"Bernard Woma In Concert"
Virtuosity and live power from the legendary master of the African "gyil" xylophone.
"Bernard Woma In Concert" features master Ghanaian musician
Bernard Woma, along with percussionists
Mark Stone and Kofi Ameyaw. The group performs traditional Dagara bewaa
and binne music as well as Bernard's original compositions.
Online Now! (from CDBaby.com)
Bewaa is a recreational music which literally translates "you come."
Bewaa music is played at social events where community members come together.
Such events can include but are not limited to: the enstoolment of a chief,
harvest festivals, marriage ceremonies, and naming ceremonies. Bewaa is
also commonly played at pito bars where family and friends gather together
to share in the local brew (pito), song, and dance.
During a performance of recreational Dagara music, everyone present actively
participates. Typically, two xylophones (gyile) and two gourd drums (koi)

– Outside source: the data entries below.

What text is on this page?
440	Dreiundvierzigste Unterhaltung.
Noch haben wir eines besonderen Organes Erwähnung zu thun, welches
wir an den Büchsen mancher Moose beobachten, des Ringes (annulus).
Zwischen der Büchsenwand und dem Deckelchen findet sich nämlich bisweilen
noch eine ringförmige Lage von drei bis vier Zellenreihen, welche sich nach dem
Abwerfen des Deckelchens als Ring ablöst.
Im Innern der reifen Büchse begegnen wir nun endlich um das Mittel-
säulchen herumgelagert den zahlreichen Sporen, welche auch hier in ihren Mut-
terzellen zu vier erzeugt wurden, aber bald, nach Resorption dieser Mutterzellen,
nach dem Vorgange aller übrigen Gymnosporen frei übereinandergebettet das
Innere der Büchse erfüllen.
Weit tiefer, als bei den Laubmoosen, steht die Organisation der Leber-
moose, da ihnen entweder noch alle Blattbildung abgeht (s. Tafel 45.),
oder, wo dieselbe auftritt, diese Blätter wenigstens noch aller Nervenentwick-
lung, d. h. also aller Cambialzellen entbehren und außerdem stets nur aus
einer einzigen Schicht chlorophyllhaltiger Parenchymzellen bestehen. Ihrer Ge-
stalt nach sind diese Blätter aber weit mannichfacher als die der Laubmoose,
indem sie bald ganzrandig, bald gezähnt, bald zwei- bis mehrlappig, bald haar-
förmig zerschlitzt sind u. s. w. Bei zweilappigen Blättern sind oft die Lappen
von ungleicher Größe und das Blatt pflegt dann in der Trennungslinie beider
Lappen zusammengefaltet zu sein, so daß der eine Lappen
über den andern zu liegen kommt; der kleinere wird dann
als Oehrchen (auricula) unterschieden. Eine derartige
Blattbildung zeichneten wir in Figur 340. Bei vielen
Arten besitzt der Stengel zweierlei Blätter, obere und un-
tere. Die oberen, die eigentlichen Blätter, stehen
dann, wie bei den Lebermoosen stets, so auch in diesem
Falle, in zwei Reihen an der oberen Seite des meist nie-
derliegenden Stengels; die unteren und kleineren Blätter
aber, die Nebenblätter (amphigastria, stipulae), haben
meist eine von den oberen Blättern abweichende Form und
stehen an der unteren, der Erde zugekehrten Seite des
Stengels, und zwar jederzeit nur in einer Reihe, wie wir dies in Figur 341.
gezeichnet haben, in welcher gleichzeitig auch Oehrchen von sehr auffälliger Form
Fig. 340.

are placed in the center with dancers (sebsebiir) moving in a circle around
the musicians. The dancers alternate between a slow stepping motion and
a vigorous dance. During the slower movement, the dancers walk in a circle
while singing. When the xylophonist (gyil-mwiere) plays the "dance
beat" the singing stops, the drumming intensifies, and dancers move
in unison through a sequence of quick, athletic steps. After this vigorous
dancing is completed, the xylophonist changes the music back to the relaxed
walking section and a new song begins. This alternation between song and
dance sections can last for hours, as one section flows into the next
in a seemingly endless composition.
The most advanced forms of gyil music are performed at funerals and other
religious ceremonies. Most Dagara funerals last for three full days. The
gyile and koi are played continuously throughout this three-day ceremony.
When one group of musicians tires, another group quickly replaces them.
Men present at the funeral site gather around the musicians and participate
in dirge singing. At times, a group of men will break away from the singing
to form a line of dancers. These dancers move around a throne-like structure
built out of sticks called a paala that holds the deceased's body. Separate
groups of women also dance to and from the paala throughout the ceremony.
Dagara funeral music and dance are referred to collectively as binne,
which translates "let's stomp." Men and women have distinct
styles of dancing. These dance styles are made up of highly syncopated
leaps and stomps coordinated with the binne music.
At a funeral, a xylophonist begins each session of dirge singing with
a series of fast, unaccompanied runs up and down the gyil. These musical
phrases (chob) establish a pitch center for the singers. The musicians
and dirge singers (sugsug-be) then continue with songs for the deceased
and his or her family. There are specific songs sung for men and specific
songs sung for women, with additional categories of songs for elders,
chiefs, and children. During the funeral ritual, every phrase the xylophonist
plays has literal meaning in the Dagara language. Throughout a funeral
all praises, proverbs, mourning, words of consolation, sympathy, advice,
insults, and commentary are expressed through the music.
In addition to being a leading performer of traditional Dagara music,
Bernard is also great innovator. He regularly creates new compositions
for his instrument, often reflecting on events in his personal life and
in the world around him. He has composed many new works for the gyile
during the past decade. In his compositions, Bernard brings together elements
of traditional Dagara music with new musical concepts developed as a concert
artist playing the gyil on stages throughout the world.